Pensemos nesses aplicativos que poderiam ser facilmente descartados como inúteis. Um que simula jogar pedrinhas em um lago virtual, com sons realistas de água e pedras. Outro que permite criar paisagens abstratas apenas tocando na tela, sem objetivo final, apenas para ver as cores e formas mudarem. Ou talvez um que exibe animações simples e repetitivas de objetos cotidianos, como uma torradeira que sempre cai com a manteiga para baixo, ou um gato que persegue um ponteiro laser sem nunca pegá-lo.
O que nos atrai nesses programas? Talvez seja a simplicidade em um mundo que exige cada vez mais de nós. Em meio a feeds infinitos e notificações incessantes, um aplicativo que faz uma única coisa, e essa coisa é puramente contemplativa ou até mesmo bobinha, pode ser um refúgio. É como encontrar um pequeno brinquedo de inquietação digital, algo para desviar o olhar do turbilhão e simplesmente... observar.

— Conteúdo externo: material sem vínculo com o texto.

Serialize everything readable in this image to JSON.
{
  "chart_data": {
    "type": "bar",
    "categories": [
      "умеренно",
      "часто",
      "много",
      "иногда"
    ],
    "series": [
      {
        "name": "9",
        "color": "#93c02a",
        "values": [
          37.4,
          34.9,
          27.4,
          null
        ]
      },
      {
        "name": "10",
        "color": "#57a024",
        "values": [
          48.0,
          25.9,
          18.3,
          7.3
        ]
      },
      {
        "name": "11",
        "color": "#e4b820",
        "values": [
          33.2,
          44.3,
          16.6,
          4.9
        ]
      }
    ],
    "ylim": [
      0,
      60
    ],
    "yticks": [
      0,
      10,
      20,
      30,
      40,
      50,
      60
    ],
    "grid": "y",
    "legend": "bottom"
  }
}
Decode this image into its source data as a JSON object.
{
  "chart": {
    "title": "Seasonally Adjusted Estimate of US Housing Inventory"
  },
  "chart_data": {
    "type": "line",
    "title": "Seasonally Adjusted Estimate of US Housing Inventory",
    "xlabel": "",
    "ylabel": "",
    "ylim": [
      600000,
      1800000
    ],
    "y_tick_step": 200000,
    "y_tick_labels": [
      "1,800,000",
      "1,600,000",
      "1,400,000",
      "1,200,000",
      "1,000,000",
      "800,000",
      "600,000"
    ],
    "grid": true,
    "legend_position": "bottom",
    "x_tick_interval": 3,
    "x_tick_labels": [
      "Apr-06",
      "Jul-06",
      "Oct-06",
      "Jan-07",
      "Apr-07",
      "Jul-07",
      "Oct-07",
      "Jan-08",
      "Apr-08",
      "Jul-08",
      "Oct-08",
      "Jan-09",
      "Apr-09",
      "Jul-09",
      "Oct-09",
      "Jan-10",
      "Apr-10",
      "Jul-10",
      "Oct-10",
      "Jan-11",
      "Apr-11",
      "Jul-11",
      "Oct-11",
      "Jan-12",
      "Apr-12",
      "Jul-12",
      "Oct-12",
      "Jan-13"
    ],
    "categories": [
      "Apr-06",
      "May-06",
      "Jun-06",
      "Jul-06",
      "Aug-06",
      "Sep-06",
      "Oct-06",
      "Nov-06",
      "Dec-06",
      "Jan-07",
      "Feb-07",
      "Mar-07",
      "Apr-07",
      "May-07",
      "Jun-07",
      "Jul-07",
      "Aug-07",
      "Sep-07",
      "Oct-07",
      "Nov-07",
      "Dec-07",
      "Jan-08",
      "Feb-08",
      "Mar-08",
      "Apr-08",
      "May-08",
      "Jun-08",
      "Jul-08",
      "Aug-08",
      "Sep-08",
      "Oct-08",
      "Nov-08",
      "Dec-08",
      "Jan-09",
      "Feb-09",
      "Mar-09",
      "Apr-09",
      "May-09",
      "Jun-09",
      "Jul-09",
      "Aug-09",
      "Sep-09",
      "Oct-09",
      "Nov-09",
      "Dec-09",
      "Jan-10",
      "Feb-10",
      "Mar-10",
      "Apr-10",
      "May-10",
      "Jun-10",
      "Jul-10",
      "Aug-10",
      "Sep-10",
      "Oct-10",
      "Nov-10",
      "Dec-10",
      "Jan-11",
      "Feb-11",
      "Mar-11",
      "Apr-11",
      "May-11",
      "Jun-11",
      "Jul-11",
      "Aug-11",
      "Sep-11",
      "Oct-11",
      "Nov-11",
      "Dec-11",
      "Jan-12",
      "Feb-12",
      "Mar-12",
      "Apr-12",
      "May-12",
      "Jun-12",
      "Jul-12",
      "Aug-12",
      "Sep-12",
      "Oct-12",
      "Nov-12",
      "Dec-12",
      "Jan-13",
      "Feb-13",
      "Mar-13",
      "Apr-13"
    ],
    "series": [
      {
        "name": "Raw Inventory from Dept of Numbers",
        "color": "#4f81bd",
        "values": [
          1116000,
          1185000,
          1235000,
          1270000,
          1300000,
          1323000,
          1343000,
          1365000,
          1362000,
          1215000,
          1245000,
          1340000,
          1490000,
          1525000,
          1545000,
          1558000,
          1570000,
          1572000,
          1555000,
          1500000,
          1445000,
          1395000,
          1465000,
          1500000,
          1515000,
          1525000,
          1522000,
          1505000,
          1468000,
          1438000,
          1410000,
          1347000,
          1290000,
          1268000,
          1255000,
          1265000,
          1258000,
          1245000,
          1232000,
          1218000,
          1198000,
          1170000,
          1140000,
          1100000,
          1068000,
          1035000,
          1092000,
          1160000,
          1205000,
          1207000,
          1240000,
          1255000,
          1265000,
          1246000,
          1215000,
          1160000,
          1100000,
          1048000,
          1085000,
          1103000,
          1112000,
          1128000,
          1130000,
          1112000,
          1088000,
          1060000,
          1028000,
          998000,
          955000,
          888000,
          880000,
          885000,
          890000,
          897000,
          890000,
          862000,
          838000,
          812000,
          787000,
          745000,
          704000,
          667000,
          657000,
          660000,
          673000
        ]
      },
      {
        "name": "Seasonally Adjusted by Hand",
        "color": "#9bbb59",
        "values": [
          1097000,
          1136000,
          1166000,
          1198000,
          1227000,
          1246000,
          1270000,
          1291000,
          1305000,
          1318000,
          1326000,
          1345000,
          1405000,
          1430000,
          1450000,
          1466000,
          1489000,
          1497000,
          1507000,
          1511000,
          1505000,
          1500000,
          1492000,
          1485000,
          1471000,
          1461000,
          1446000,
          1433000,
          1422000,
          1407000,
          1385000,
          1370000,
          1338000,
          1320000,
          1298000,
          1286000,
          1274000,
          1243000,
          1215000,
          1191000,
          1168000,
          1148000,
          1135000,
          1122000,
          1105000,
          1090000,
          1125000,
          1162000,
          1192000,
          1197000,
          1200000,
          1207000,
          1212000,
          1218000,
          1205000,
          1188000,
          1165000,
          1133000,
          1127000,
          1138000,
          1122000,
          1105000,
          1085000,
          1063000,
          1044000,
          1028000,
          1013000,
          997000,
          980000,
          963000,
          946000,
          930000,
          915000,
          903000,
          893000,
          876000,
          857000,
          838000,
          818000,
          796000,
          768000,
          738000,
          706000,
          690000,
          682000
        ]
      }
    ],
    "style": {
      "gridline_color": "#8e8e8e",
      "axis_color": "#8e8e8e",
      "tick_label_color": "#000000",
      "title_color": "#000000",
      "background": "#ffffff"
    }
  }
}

Lembro-me de uma época em que os softwares eram mais experimentais. Não havia a pressão de um modelo de negócio explícito por trás de cada linha de código. Desenvolvedores criavam por pura diversão, para explorar uma ideia maluca, para ver se algo funcionava. Muitos desses aplicativos inúteis guardam um pouco desse espírito.
Há também aqueles que brincam com a nossa percepção. Um aplicativo que imita o som de chuva em diferentes ambientes, desde uma floresta densa até um telhado de zinco, e você pode ajustar a intensidade e o tipo de chuva. Não vai te ajudar a terminar um projeto ou a pagar uma conta, mas pode criar uma atmosfera relaxante para um momento de pausa.
Ou quem sabe um simulador de fogo de artifício, onde você pode 'disparar' fogos com um toque na tela, e a tela se enche de luzes e sons de explosões. É efêmero, é barulhento, não tem propósito algum além de gerar um pequeno espetáculo visual. E, ainda assim, há uma satisfação estranha em ver a tela se iluminar.
Talvez o fascínio resida na própria desnecessidade. Vivemos em uma cultura de produtividade, onde cada minuto deve ser 'bem gasto'. Encontrar algo que não exige nada de você, que não tem uma meta a ser atingida, pode ser libertador. É um pequeno ato de rebeldia contra a tirania da utilidade.
Esses aplicativos são como os objetos colecionáveis que não têm valor monetário, mas guardam memórias ou um significado pessoal. Ou como aqueles jogos de criança que não tinham regras complexas, apenas a alegria pura de brincar. No fundo, eles nos lembram que nem tudo precisa ter um propósito prático para ser valioso. Às vezes, o simples ato de existir, de oferecer uma distração boba, de nos fazer sorrir por um instante com sua estranheza, já é motivo suficiente.
São pequenos respiros em um mundo que parece querer nos moldar em máquinas eficientes. Um lembrete de que a humanidade, com suas peculiaridades e seus momentos de pura contemplação sem sentido, ainda encontra seu lugar, mesmo em um smartphone.